Une curiosité institutionnelle : l’administration du domaine de Versailles sous l’Ancien Régime
Vincent Maroteaux
Vincent Maroteaux, "Une curiosité institutionnelle : l’administration du domaine de Versailles sous l’Ancien Régime", dans Bibliothèque de l’École des chartes, année 1985, n° 2, p. 275-312.
Extrait de l’article
L’Ancien Régime ne faisait aucune distinction entre domaine de la Couronne et domaine de l’État ; ce dernier concept ne s’était individualisé qu’avec la Révolution, de sorte que, au XIXe siècle, le terme de domaine de la Couronne ne servait plus qu’à désigner la portion du domaine de l’État, désormais bien délimitée, dont le souverain avait la jouissance au titre de la Liste civile). Mais la question se posait aux juristes de savoir si le roi pouvait avoir un domaine privé séparé du domaine de la Couronne. Elle fut résolue par la négative avec l’édit de juillet 1607 réunissant les possessions personnelles de Henri IV au domaine de la Couronne, témoignage de l’identification complète du roi à son royaume.

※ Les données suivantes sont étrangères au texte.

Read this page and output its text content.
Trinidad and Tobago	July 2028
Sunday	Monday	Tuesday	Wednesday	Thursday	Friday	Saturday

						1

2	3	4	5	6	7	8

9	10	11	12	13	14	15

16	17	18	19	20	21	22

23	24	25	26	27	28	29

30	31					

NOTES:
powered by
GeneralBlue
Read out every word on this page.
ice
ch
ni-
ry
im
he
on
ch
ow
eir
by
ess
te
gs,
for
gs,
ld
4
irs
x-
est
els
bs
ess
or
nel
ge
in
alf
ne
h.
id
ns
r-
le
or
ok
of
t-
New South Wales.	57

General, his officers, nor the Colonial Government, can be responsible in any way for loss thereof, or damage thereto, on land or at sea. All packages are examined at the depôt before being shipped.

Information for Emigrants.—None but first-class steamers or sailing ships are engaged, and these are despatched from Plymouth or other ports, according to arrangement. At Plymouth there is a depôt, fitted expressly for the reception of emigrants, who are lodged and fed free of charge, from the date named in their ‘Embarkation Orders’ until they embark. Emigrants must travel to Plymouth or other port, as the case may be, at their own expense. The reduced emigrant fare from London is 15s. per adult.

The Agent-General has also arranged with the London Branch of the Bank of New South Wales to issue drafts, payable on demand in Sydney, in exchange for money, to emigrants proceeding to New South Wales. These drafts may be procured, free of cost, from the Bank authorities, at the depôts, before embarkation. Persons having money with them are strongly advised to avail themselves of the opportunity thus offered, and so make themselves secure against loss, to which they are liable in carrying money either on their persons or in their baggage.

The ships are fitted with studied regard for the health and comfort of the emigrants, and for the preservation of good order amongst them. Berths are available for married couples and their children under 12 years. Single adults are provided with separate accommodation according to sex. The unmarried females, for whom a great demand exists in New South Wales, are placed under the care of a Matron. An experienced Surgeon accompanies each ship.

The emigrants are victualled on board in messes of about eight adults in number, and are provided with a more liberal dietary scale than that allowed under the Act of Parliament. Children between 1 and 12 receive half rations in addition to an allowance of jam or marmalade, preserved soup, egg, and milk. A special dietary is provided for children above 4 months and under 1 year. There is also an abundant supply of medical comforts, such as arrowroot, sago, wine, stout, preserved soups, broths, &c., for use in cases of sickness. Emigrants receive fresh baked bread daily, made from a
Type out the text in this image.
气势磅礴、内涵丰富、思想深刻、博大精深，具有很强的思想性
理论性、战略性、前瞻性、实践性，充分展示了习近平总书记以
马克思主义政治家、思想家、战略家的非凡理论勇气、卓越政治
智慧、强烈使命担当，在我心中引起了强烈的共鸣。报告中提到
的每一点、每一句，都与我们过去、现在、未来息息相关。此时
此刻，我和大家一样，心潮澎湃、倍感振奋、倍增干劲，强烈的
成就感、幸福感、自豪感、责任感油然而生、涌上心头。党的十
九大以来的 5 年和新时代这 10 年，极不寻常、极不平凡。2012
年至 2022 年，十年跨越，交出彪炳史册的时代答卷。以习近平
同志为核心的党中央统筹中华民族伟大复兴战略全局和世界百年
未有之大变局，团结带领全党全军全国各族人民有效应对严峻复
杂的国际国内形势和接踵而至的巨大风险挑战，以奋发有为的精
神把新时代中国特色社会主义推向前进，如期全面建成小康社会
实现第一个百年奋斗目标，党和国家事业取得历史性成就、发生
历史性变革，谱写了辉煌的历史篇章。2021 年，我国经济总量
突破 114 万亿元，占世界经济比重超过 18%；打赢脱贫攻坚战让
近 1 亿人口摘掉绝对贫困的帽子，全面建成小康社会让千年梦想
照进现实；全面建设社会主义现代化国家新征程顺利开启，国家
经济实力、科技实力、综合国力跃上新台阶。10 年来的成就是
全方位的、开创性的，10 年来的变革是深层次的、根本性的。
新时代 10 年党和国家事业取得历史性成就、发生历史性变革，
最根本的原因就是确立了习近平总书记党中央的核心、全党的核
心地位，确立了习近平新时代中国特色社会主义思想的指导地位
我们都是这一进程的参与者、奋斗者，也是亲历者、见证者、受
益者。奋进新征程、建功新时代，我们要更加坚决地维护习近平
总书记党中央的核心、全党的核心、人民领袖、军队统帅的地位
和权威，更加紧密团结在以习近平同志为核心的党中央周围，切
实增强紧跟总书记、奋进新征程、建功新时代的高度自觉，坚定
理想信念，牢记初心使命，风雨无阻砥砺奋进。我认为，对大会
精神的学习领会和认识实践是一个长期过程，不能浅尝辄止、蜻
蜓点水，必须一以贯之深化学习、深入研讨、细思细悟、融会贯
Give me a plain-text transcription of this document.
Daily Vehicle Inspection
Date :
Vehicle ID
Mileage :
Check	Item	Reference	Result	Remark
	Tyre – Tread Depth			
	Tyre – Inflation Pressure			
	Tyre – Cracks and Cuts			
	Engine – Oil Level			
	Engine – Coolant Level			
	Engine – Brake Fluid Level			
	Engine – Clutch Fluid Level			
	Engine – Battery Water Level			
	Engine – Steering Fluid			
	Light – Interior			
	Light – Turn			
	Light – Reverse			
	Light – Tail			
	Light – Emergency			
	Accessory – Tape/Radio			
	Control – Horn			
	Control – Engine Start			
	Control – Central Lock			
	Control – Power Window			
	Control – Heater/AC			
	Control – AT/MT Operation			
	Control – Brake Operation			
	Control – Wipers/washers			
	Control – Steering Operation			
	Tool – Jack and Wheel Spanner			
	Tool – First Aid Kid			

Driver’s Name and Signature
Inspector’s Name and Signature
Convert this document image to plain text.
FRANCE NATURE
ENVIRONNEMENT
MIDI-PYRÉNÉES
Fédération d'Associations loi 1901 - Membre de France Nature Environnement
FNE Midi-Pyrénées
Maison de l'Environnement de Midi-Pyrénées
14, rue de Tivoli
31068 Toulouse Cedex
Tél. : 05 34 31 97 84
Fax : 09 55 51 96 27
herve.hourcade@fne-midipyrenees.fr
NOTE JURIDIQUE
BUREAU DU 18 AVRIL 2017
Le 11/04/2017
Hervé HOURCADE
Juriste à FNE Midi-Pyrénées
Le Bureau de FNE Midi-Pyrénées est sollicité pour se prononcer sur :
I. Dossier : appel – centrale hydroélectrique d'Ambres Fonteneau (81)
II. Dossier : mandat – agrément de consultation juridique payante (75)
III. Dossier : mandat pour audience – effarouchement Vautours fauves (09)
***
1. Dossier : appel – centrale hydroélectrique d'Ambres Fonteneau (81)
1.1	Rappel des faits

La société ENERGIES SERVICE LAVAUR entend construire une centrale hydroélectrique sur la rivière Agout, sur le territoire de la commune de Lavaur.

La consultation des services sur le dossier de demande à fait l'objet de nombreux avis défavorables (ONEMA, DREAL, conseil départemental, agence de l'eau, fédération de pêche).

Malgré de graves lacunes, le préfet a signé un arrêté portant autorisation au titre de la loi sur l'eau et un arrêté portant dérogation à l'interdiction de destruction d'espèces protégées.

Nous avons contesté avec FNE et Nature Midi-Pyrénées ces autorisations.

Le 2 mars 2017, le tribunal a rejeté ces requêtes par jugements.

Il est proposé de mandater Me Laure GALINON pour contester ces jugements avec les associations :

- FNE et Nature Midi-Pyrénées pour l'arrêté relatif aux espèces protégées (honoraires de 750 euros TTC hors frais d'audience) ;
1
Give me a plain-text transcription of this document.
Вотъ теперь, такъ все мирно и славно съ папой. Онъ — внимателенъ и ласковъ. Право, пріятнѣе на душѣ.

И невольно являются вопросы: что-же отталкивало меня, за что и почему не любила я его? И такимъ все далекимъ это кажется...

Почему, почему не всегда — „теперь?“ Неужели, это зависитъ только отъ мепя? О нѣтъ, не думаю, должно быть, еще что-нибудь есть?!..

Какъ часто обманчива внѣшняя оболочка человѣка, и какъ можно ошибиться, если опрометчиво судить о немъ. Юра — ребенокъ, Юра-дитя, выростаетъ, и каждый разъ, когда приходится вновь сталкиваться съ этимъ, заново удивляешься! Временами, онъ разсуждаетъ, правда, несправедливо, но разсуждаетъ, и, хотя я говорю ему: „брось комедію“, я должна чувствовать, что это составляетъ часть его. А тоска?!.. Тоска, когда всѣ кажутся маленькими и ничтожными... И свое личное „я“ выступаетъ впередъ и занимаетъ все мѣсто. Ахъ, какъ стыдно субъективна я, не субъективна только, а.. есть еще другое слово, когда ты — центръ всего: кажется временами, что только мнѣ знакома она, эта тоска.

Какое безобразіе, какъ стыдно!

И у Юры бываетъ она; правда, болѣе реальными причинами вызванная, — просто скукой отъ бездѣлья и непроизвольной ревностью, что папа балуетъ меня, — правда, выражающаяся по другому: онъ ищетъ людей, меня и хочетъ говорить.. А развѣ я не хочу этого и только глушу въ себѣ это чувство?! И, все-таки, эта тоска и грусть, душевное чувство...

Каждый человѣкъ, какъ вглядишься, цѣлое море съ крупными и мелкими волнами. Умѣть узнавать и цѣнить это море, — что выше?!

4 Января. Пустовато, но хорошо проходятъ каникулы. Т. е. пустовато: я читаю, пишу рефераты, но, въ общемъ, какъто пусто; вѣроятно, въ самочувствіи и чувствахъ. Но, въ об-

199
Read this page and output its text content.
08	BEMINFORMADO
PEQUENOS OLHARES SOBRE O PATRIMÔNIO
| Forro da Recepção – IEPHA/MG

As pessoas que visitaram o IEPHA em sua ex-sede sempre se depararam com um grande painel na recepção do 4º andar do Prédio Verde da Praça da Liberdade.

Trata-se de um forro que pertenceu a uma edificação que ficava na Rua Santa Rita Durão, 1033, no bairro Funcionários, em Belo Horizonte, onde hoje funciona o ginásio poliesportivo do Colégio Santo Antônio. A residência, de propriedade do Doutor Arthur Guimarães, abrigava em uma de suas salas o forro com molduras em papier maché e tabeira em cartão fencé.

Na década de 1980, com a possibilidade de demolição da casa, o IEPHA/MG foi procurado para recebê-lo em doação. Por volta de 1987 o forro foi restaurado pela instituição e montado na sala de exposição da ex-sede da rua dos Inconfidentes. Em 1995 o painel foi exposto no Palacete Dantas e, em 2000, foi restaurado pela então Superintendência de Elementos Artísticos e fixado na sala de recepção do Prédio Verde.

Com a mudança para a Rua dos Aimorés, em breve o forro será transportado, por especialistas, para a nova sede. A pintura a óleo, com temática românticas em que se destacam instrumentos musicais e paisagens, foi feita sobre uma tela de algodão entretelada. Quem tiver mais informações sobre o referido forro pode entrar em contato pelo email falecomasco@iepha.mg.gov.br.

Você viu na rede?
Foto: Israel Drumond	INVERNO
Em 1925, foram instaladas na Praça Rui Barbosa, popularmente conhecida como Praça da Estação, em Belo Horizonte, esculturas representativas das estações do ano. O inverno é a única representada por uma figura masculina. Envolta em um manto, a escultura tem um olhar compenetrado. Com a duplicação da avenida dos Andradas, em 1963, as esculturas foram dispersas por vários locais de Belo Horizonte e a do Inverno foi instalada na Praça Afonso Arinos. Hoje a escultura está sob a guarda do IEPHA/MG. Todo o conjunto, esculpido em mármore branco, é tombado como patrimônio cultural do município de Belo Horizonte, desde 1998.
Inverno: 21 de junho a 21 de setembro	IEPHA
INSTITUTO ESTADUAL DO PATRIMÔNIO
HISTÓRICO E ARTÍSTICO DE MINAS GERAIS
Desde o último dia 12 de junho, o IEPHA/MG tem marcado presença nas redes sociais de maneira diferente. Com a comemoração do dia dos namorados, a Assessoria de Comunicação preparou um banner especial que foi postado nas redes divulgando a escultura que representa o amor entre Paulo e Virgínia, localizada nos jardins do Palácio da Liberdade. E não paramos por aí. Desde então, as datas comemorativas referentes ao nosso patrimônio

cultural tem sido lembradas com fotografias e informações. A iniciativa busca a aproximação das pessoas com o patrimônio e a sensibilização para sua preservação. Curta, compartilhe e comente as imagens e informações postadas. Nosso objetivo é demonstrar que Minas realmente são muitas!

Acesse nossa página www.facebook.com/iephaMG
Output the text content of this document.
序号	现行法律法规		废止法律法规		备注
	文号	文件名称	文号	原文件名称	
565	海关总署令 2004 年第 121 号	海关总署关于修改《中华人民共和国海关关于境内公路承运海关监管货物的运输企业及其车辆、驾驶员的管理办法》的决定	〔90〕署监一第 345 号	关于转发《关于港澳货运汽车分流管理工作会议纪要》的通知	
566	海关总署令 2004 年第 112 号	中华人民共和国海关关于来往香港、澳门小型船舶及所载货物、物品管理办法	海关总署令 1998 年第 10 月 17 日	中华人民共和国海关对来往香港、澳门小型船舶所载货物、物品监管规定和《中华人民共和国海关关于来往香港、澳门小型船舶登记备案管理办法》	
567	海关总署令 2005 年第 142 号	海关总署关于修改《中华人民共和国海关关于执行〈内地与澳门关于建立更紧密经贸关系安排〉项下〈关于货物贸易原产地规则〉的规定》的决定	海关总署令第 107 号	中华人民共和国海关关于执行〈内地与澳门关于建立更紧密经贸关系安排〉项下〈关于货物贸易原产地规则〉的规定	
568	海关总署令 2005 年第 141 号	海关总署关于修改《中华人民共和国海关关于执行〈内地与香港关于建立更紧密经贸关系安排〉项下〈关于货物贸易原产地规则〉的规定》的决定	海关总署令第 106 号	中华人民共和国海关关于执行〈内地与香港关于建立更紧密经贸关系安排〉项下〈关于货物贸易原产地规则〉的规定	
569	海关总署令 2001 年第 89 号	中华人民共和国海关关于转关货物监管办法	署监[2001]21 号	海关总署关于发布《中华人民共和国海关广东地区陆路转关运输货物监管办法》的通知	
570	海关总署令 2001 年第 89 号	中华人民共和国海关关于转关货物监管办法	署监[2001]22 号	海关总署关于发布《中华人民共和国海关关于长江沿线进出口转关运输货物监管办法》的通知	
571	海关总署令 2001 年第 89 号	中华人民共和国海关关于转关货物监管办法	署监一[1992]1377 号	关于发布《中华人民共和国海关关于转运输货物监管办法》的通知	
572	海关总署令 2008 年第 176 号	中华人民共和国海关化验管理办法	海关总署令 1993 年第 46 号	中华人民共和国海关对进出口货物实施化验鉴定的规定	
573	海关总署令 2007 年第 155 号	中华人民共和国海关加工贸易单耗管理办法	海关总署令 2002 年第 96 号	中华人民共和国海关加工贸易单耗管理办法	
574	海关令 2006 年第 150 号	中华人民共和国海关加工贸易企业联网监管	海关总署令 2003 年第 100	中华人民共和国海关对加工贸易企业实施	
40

Les domaines qui entouraient les résidences royales, quoique touchant personnellement au souverain, rentraient donc normalement dans l’administration ordinaire des domaines et bois.
Au plan financier, celle-ci était composée de receveurs généraux distincts des receveurs généraux des finances chargés du revenu des impositions ; ils centralisaient au XVIIIe siècle, dans le cadre des généralités, les fonds perçus par la ferme générale, à laquelle les domaines royaux furent affermés en bloc à partir du règne de Louis XIV, et par les maîtrises pour les bois. Ces derniers échappaient en effet à la règle de l’affermage en usage pour les domaines royaux ; ils avaient depuis longtemps leur administration propre : tribunaux, les maîtrises des eaux et forêts connaissaient des délits, mais elles avaient aussi à adjuger les coupes et surveiller l’exploitation. Le grand maître, qui coiffait plusieurs maîtrises avec chacune un maître particulier, était chargé de faire arrêter les coupes chaque année en Conseil et d’ordonner les ventes.